March Poet Jan Wiezorek
Harvest
It occurs in air
hedge-pimply.
Syrup runs
turbanesque.
His palm picks
skin and feels
tough and dark
dripping down
to lick teeth,
pleasing green
into mouths.
I do nothing.
He paints sides
of barns, wagons—
children taste
the heft. Uphill
his aroma attracts.
Tell all who travel
vineyards that
his stripes co-
create glory-scent.
Crown china doll
iridescent Cinderella
in red-orange pomp.
This bunch smells
of storybook.
Stimulation
I’ve learned to sit
by the deer path
and watch lovers
who want
to be invisible
lie on backpacks,
fully shy,
become sticky
as clammy hands
that hide
in the fern
garden.
Every day I walk by
the vine stems.
I take a leaf
and dry it,
turning timidity
to marshmallow,
spidering what’s
sticky. Call
it clematis.
Why did
you think
you weren’t seen?
Green
breaks open
secrets,
and we
turn
the pages.
Toe Tapping
I didn’t feel ground
and wind between toes.
But they are what
we remember,
spreading out to baptize
grass. This is where
Uncle Hank lost
his, calling out
green for help
from weeds. We
manage to move
and refuse to look.
I’ve done that,
the woman said,
searching for lost
crown, feeling for teeth
under foot, while mother
worries over arm
fat, gesturing enigmas,
walking yards,
and carrying what’s lost.
This doesn’t mean
what it might.
Passersby hold us
meaningless
with their
wide-
toed-ness.
Crinoids
Meeting him here
by chance,
he told me
he finds them
along the sands:
beads fossilized
into matte rounds,
with a circle inside.
These crosscut sections
of long-dead stems
resurrect themselves
in lake water,
with luminosity, becoming
the oldest things
I will touch today.
Petrified discs
where a sea lily sprouted
and a potter’s spirit grew,
spinning them bony.
Water fed their white eyes
in the center.

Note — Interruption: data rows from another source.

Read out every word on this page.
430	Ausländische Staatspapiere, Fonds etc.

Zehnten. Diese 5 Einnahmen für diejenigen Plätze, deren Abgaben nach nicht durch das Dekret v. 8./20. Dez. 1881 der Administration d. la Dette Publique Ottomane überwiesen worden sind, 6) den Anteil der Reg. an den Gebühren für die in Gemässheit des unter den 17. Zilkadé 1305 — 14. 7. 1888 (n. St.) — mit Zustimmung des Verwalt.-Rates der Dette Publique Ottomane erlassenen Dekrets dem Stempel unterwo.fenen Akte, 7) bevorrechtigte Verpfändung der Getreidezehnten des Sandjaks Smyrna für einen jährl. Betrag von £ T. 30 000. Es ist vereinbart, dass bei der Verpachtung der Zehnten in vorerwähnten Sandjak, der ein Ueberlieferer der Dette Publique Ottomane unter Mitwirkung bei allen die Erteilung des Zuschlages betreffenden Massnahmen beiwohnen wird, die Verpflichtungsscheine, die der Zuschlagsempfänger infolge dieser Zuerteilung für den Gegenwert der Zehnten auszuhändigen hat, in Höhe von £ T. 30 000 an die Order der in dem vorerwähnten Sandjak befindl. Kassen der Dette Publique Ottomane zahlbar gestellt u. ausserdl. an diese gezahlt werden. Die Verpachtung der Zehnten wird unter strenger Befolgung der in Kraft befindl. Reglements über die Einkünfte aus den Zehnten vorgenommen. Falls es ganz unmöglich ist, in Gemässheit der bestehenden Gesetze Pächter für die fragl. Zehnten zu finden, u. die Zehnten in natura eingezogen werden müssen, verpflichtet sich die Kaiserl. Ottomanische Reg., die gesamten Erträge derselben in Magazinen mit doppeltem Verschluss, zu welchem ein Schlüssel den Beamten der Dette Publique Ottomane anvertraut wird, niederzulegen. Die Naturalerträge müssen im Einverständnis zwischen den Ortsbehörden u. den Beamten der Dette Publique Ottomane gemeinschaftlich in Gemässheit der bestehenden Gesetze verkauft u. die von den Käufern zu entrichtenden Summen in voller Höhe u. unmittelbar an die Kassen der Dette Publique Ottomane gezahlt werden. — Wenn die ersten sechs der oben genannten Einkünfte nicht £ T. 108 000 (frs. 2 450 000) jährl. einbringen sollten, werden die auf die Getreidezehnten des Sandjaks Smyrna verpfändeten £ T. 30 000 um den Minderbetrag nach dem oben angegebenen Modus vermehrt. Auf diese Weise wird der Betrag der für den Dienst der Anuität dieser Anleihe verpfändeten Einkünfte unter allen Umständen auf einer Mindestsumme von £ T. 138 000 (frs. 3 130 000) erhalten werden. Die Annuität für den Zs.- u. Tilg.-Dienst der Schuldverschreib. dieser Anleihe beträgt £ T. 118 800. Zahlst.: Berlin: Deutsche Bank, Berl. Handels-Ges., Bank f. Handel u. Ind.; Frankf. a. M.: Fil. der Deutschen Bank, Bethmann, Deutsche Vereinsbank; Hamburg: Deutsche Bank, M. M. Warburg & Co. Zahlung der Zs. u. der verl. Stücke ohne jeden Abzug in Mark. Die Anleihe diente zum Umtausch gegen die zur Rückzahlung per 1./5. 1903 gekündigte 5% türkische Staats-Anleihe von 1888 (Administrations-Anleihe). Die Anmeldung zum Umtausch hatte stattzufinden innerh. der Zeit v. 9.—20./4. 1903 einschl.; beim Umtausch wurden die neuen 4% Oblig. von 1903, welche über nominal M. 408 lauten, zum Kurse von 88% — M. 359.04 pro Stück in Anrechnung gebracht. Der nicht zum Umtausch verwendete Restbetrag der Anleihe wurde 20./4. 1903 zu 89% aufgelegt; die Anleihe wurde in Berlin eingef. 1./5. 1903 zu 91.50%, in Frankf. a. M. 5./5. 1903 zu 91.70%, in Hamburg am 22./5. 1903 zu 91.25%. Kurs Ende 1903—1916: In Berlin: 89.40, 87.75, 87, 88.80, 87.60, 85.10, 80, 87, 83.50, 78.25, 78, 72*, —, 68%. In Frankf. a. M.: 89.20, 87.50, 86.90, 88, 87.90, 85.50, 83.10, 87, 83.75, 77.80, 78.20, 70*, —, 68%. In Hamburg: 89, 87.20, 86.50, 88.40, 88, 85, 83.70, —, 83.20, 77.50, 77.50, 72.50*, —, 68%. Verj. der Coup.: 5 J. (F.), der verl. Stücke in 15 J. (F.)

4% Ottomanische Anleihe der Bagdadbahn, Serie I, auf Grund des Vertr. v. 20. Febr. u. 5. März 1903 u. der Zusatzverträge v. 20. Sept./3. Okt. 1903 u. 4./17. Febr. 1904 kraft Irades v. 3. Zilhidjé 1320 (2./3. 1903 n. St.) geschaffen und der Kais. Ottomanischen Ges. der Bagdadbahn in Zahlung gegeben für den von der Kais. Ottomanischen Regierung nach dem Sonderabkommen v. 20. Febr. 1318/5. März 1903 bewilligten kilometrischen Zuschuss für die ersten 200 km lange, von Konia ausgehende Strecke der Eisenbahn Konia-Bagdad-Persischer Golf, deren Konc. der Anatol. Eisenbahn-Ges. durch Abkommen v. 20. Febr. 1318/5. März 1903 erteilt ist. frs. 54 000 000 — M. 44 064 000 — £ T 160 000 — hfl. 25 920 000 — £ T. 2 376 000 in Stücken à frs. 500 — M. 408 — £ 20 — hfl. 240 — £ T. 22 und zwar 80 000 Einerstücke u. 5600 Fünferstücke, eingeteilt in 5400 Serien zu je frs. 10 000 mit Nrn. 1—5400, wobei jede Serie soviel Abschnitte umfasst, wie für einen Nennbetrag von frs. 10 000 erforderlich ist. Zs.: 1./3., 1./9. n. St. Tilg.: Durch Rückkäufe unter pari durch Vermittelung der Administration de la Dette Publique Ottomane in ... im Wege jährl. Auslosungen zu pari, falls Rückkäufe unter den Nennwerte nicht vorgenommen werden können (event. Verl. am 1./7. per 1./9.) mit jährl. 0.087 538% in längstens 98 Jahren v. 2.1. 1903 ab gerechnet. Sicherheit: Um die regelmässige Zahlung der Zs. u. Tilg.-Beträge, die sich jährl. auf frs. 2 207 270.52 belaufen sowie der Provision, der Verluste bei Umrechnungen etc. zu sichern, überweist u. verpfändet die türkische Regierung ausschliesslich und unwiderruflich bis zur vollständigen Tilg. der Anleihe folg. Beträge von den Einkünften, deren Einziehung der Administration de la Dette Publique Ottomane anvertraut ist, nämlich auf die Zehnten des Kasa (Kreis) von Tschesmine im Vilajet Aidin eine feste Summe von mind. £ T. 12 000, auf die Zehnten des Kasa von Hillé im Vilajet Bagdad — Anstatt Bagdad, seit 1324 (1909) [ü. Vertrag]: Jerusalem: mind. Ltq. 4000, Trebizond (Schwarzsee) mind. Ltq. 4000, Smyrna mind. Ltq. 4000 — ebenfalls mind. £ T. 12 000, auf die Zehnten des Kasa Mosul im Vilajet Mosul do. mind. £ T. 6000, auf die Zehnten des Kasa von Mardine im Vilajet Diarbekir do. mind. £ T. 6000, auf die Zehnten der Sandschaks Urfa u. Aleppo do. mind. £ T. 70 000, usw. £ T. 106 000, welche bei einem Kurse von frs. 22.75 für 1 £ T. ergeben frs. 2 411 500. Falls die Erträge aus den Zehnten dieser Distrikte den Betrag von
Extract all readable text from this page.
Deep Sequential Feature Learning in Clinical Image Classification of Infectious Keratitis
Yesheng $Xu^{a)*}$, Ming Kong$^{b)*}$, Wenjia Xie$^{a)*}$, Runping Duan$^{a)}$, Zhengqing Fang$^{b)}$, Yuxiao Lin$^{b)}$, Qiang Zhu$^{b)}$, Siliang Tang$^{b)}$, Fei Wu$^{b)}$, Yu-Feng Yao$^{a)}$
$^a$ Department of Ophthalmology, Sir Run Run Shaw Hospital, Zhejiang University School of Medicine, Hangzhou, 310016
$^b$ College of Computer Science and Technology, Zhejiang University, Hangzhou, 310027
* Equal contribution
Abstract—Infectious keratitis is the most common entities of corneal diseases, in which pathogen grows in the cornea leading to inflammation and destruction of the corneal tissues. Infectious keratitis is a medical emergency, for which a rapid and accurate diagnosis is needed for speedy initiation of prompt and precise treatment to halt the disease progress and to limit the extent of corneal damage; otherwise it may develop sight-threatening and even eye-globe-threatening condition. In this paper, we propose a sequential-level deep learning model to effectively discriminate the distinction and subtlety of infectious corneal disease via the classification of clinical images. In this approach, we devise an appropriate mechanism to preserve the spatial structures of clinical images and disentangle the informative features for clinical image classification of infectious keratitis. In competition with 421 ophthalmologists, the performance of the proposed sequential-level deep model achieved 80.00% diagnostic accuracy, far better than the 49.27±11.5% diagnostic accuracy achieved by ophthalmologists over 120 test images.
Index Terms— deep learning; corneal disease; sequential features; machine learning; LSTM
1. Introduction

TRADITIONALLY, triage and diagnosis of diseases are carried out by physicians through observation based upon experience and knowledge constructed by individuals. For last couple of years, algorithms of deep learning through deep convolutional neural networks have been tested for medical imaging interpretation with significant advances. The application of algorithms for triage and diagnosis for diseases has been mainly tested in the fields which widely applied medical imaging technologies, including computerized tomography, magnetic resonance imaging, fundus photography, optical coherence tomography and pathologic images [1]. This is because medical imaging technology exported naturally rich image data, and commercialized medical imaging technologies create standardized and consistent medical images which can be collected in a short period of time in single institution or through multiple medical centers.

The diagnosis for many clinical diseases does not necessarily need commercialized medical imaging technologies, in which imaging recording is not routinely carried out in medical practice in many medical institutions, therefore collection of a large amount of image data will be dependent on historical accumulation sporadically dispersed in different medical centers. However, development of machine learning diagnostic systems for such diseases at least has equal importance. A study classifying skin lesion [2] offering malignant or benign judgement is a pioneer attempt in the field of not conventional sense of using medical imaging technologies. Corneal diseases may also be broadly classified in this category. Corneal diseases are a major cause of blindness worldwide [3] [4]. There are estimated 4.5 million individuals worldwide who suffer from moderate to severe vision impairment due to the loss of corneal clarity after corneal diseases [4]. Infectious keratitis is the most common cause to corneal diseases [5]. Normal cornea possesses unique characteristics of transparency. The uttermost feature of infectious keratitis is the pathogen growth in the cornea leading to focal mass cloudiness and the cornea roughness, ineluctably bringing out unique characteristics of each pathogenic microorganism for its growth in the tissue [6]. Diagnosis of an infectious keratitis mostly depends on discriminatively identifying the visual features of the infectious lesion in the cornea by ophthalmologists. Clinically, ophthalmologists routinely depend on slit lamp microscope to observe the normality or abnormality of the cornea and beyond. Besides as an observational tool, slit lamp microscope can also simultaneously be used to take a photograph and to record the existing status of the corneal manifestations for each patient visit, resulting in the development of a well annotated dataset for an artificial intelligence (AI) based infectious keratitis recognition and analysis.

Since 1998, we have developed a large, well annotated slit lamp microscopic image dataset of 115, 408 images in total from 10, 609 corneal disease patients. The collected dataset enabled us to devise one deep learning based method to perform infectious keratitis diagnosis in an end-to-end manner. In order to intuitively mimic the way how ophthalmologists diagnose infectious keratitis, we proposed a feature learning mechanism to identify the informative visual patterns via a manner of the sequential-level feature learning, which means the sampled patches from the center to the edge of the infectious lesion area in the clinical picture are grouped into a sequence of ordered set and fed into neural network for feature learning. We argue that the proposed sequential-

I look back
to see what he has found.
But sunlight makes
his shape divine
like grit of godhead,
root of eye.
Jan Wiezorek writes from forests, lakes, and gardens in southwestern Michigan. His poetry has appeared in The London Magazine, Minetta Review, Modern Poetry Quarterly Review, Broad River Review, Flint Hills Review, Grey Sparrow Journal, and Caesura Online, among others. He wrote Awesome Art Projects That Spark Super Writing (Scholastic, 2011) and taught writing at St. Augustine College, Chicago.